Sunday, February 10, 2013


Homélie du 25ème anniversaire du Centre Brésillac de Calavi
par le P. Jean-Marie Guillaume, SMA
Supérieur Général SMA

 Un anniversaire est une occasion pour rendre grâce pour les années vécues, pour les grâces et les bénédictions reçues, pour nous aujourd’hui pour les 25 ans de fonctionnement du Centre Spirituel Mgr de Brésillac. C’est une occasion aussi de nous appuyer sur ce qui a été vécu pour nous renouveler dans la foi et l’espérance face aux années à venir et demander à Dieu d’achever en nous ce qu’il a commencé.
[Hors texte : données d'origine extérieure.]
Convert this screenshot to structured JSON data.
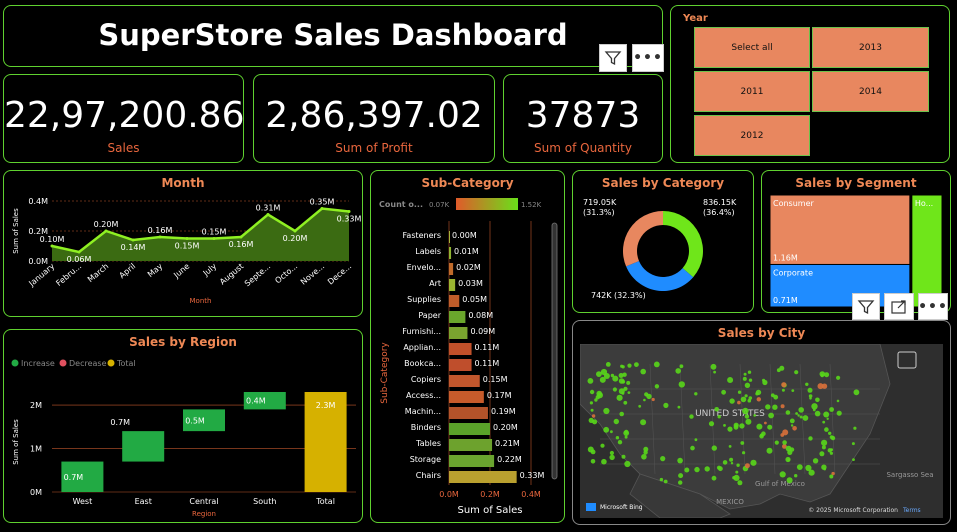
{
  "header": {
    "title": "SuperStore Sales Dashboard"
  },
  "kpis": [
    {
      "value": "22,97,200.86",
      "label": "Sales"
    },
    {
      "value": "2,86,397.02",
      "label": "Sum of Profit"
    },
    {
      "value": "37873",
      "label": "Sum of Quantity"
    }
  ],
  "year_slicer": {
    "title": "Year",
    "options": [
      "Select all",
      "2013",
      "2011",
      "2014",
      "2012"
    ]
  },
  "colors": {
    "accent_border": "#5fd12f",
    "title_orange": "#ee8855",
    "green": "#22aa44",
    "gold": "#d6b100"
  },
  "month_chart": {
    "title": "Month",
    "chart_data": {
      "type": "area",
      "categories": [
        "January",
        "Febru...",
        "March",
        "April",
        "May",
        "June",
        "July",
        "August",
        "Septe...",
        "Octo...",
        "Nove...",
        "Dece..."
      ],
      "values": [
        0.1,
        0.06,
        0.2,
        0.14,
        0.16,
        0.15,
        0.15,
        0.16,
        0.31,
        0.2,
        0.35,
        0.33
      ],
      "labels": [
        "0.10M",
        "0.06M",
        "0.20M",
        "0.14M",
        "0.16M",
        "0.15M",
        "0.15M",
        "0.16M",
        "0.31M",
        "0.20M",
        "0.35M",
        "0.33M"
      ],
      "xlabel": "Month",
      "ylabel": "Sum of Sales",
      "yticks": [
        "0.0M",
        "0.2M",
        "0.4M"
      ],
      "ylim": [
        0,
        0.4
      ]
    }
  },
  "subcat_chart": {
    "title": "Sub-Category",
    "legend_title": "Count o...",
    "legend_min": "0.07K",
    "legend_max": "1.52K",
    "chart_data": {
      "type": "bar",
      "categories": [
        "Fasteners",
        "Labels",
        "Envelo...",
        "Art",
        "Supplies",
        "Paper",
        "Furnishi...",
        "Applian...",
        "Bookca...",
        "Copiers",
        "Access...",
        "Machin...",
        "Binders",
        "Tables",
        "Storage",
        "Chairs"
      ],
      "values": [
        0.0,
        0.01,
        0.02,
        0.03,
        0.05,
        0.08,
        0.09,
        0.11,
        0.11,
        0.15,
        0.17,
        0.19,
        0.2,
        0.21,
        0.22,
        0.33
      ],
      "labels": [
        "0.00M",
        "0.01M",
        "0.02M",
        "0.03M",
        "0.05M",
        "0.08M",
        "0.09M",
        "0.11M",
        "0.11M",
        "0.15M",
        "0.17M",
        "0.19M",
        "0.20M",
        "0.21M",
        "0.22M",
        "0.33M"
      ],
      "colors": [
        "#a4b33a",
        "#8fb432",
        "#c06a2a",
        "#9ab531",
        "#c05d2a",
        "#6aa62c",
        "#7aa42f",
        "#c0502a",
        "#bf4e2c",
        "#c2572d",
        "#c75b2b",
        "#b4532a",
        "#5aa22a",
        "#6da22d",
        "#6aa42f",
        "#b9a02f"
      ],
      "xlabel": "Sum of Sales",
      "ylabel": "Sub-Category",
      "xticks": [
        "0.0M",
        "0.2M",
        "0.4M"
      ],
      "xlim": [
        0,
        0.4
      ]
    }
  },
  "category_chart": {
    "title": "Sales by Category",
    "chart_data": {
      "type": "pie",
      "categories": [
        "Technology",
        "Furniture",
        "Office Supplies"
      ],
      "values": [
        836.15,
        742,
        719.05
      ],
      "labels": [
        "836.15K\n(36.4%)",
        "742K (32.3%)",
        "719.05K\n(31.3%)"
      ],
      "colors": [
        "#6fe61a",
        "#1f8cff",
        "#e8875f"
      ]
    }
  },
  "segment_chart": {
    "title": "Sales by Segment",
    "chart_data": {
      "type": "treemap",
      "categories": [
        "Consumer",
        "Corporate",
        "Ho..."
      ],
      "values": [
        1.16,
        0.71,
        0.43
      ],
      "labels": [
        "1.16M",
        "0.71M",
        ""
      ],
      "colors": [
        "#e8875f",
        "#1f8cff",
        "#6fe61a"
      ]
    }
  },
  "region_chart": {
    "title": "Sales by Region",
    "legend": [
      "Increase",
      "Decrease",
      "Total"
    ],
    "legend_colors": [
      "#22aa44",
      "#e0505f",
      "#d6b100"
    ],
    "chart_data": {
      "type": "waterfall",
      "categories": [
        "West",
        "East",
        "Central",
        "South",
        "Total"
      ],
      "values": [
        0.7,
        0.7,
        0.5,
        0.4,
        2.3
      ],
      "labels": [
        "0.7M",
        "0.7M",
        "0.5M",
        "0.4M",
        "2.3M"
      ],
      "xlabel": "Region",
      "ylabel": "Sum of Sales",
      "yticks": [
        "0M",
        "1M",
        "2M"
      ],
      "ylim": [
        0,
        2.3
      ]
    }
  },
  "city_map": {
    "title": "Sales by City",
    "country_label": "UNITED STATES",
    "mexico_label": "MEXICO",
    "gulf_label": "Gulf of Mexico",
    "sea_label": "Sargasso Sea",
    "copyright": "© 2025 Microsoft Corporation",
    "terms": "Terms",
    "bing": "Microsoft Bing"
  },
  "toolbar_icons": [
    "filter-icon",
    "more-options-icon",
    "focus-mode-icon"
  ]
}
Lors de sa quinzième assemblée générale de 1983, la SMA avait décidé d’accueillir des candidats originaires des Églises des pays d’Afrique qu’elle avait aidé à fonder et à faire grandir. L’idée était d’inviter ces Églises à participer à la mission ad Gentes et ad extra, c'est-à-dire à l’extérieur de leur pays, en offrant sa tradition, ses structures et son esprit missionnaire à ces Églises. La SMA avait et a encore conscience qu’elle est un institut de vie apostolique parmi d’autres, un instrument parmi d’autres au service de l’Église, sous la juridiction de la Congrégation pour l’Évangélisation des Peuples, un instrument aux mains de Dieu pour la mission de Dieu. Cette décision a marqué un pas important dans l’histoire de notre Société et certains, pensant probablement que notre mission était terminée se sont même étonnés de cette décision, mais la mission n’est jamais terminée, elle fait partie de toute Église locale, de tout institut.
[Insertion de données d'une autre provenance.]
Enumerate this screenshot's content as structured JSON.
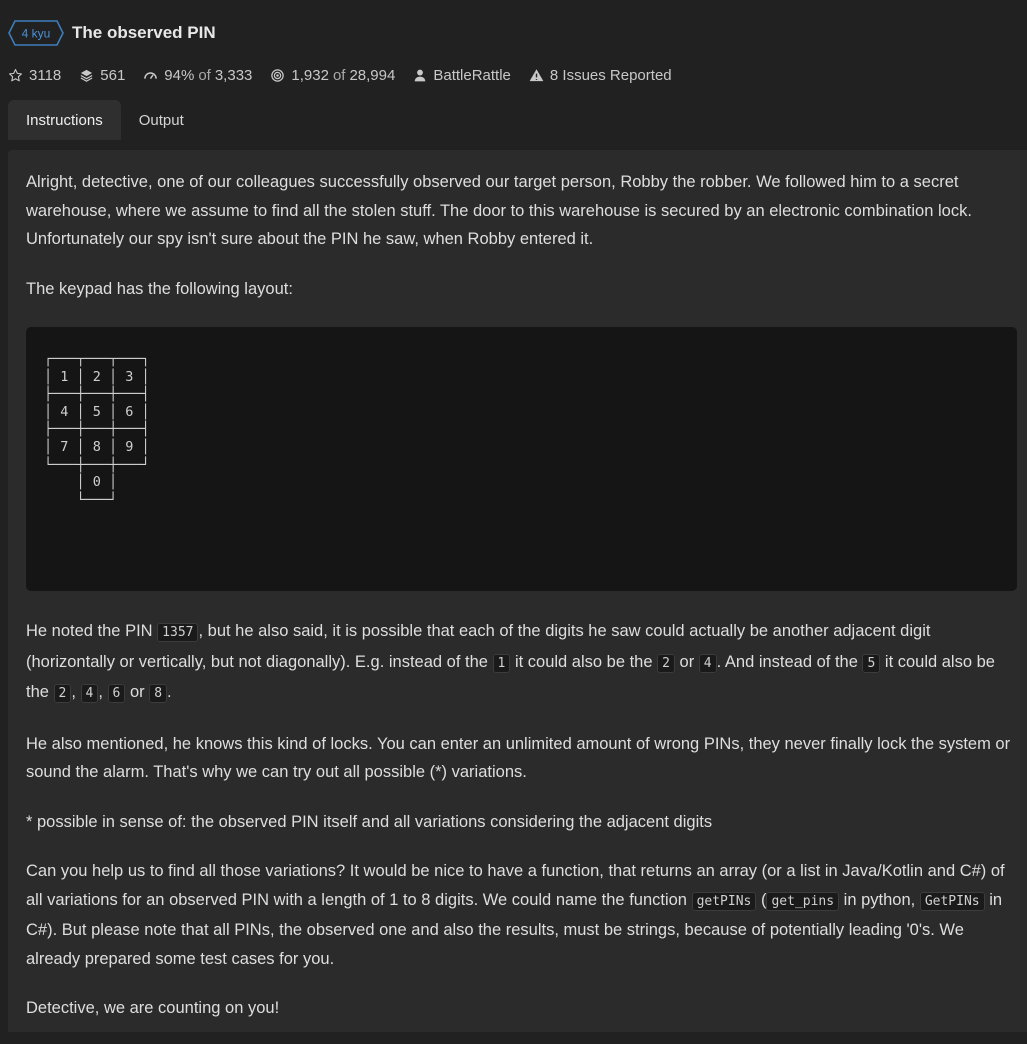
{
  "kata": {
    "rank": "4 kyu",
    "title": "The observed PIN",
    "accent_color": "#3c7ebb"
  },
  "stats": {
    "stars": "3118",
    "collections": "561",
    "satisfaction": "94%",
    "satisfaction_of": "of",
    "satisfaction_votes": "3,333",
    "completed": "1,932",
    "completed_of": "of",
    "completed_total": "28,994",
    "author": "BattleRattle",
    "issues": "8 Issues Reported"
  },
  "icons": {
    "stars": "star-outline-icon",
    "collections": "layers-icon",
    "satisfaction": "gauge-icon",
    "completed": "target-icon",
    "author": "user-icon",
    "issues": "warning-icon"
  },
  "tabs": [
    "Instructions",
    "Output"
  ],
  "description": {
    "p1": "Alright, detective, one of our colleagues successfully observed our target person, Robby the robber. We followed him to a secret warehouse, where we assume to find all the stolen stuff. The door to this warehouse is secured by an electronic combination lock. Unfortunately our spy isn't sure about the PIN he saw, when Robby entered it.",
    "p2": "The keypad has the following layout:",
    "keypad": "┌───┬───┬───┐\n│ 1 │ 2 │ 3 │\n├───┼───┼───┤\n│ 4 │ 5 │ 6 │\n├───┼───┼───┤\n│ 7 │ 8 │ 9 │\n└───┼───┼───┘\n    │ 0 │\n    └───┘",
    "p3": {
      "a": "He noted the PIN ",
      "code1": "1357",
      "b": ", but he also said, it is possible that each of the digits he saw could actually be another adjacent digit (horizontally or vertically, but not diagonally). E.g. instead of the ",
      "code2": "1",
      "c": " it could also be the ",
      "code3": "2",
      "d": " or ",
      "code4": "4",
      "e": ". And instead of the ",
      "code5": "5",
      "f": " it could also be the ",
      "code6": "2",
      "g": ", ",
      "code7": "4",
      "h": ", ",
      "code8": "6",
      "i": " or ",
      "code9": "8",
      "j": "."
    },
    "p4": "He also mentioned, he knows this kind of locks. You can enter an unlimited amount of wrong PINs, they never finally lock the system or sound the alarm. That's why we can try out all possible (*) variations.",
    "p5": "* possible in sense of: the observed PIN itself and all variations considering the adjacent digits",
    "p6": {
      "a": "Can you help us to find all those variations? It would be nice to have a function, that returns an array (or a list in Java/Kotlin and C#) of all variations for an observed PIN with a length of 1 to 8 digits. We could name the function ",
      "code1": "getPINs",
      "b": " (",
      "code2": "get_pins",
      "c": " in python, ",
      "code3": "GetPINs",
      "d": " in C#). But please note that all PINs, the observed one and also the results, must be strings, because of potentially leading '0's. We already prepared some test cases for you."
    },
    "p7": "Detective, we are counting on you!"
  }
}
Très rapidement quelques candidats à la vie missionnaire dans notre institut se sont présentés venant de plusieurs  pays, Ghana, Benin, Nigeria. Ils sont prêtres missionnaires aujourd’hui, le plus ancien a déjà célébré ses 20 ans de sacerdoce  Mais il a fallu quelques années pour que les maisons de formation de la SMA se mettent en place, la première étant ce centre Brésillac à Calavi qui a ouvert ses portes en octobre 1987, il y a donc 25 ans. Dès le début, nous avons voulu que ce centre soit de caractère international, c'est-à-dire qu’il accueille des candidats à la SMA originaires de divers pays d’Afrique et même d’autres continents, afin qu’ils puissent faire l’expérience concrète de ce qu’est la catholicité de l’Église, qu’ils puissent apprendre à connaître leur continent en vivant avec des personnes d’autres pays, qu’ils puissent apprendre les uns des autres, qu’ils puissent s’estimer, s’aimer, se reconnaître frères, apprendre à prier et s’exercer à la générosité et à l’ouverture aux autres, partageant les mêmes convictions, la même aspiration à la mission, qu’ils puissent ensemble découvrir l’histoire de notre société, le charisme, l’intuition missionnaire et les méthodes missionnaires que nous avons héritées de notre Fondateur, Mgr de Marion Brésillac. Ils sont plus de 400 à avoir séjourné en ce centre spirituel, et près de 200 sont prêtres missionnaires aujourd’hui, la plupart en mission en un autre pays que leur pays d’origine. Il est intéressant de voir que la plupart de ces jeunes gardent un excellent souvenir de cette expérience, « nous avons fait Calavi » aiment-ils répéter. Je crois savoir aussi que ce centre est vu par beaucoup de gens du voisinage et beaucoup de chrétiens comme un centre de rayonnement de la foi chrétienne et de la fraternité humaine, en tout cas c’est ce que je souhaite. Ainsi ce centre a aussi pour fonction de participer à l’éducation de la personne humaine. À sa manière, il apporte ainsi sa contribution à l’éducation du pays qui célèbre cette année les 150 ans de l’école catholique.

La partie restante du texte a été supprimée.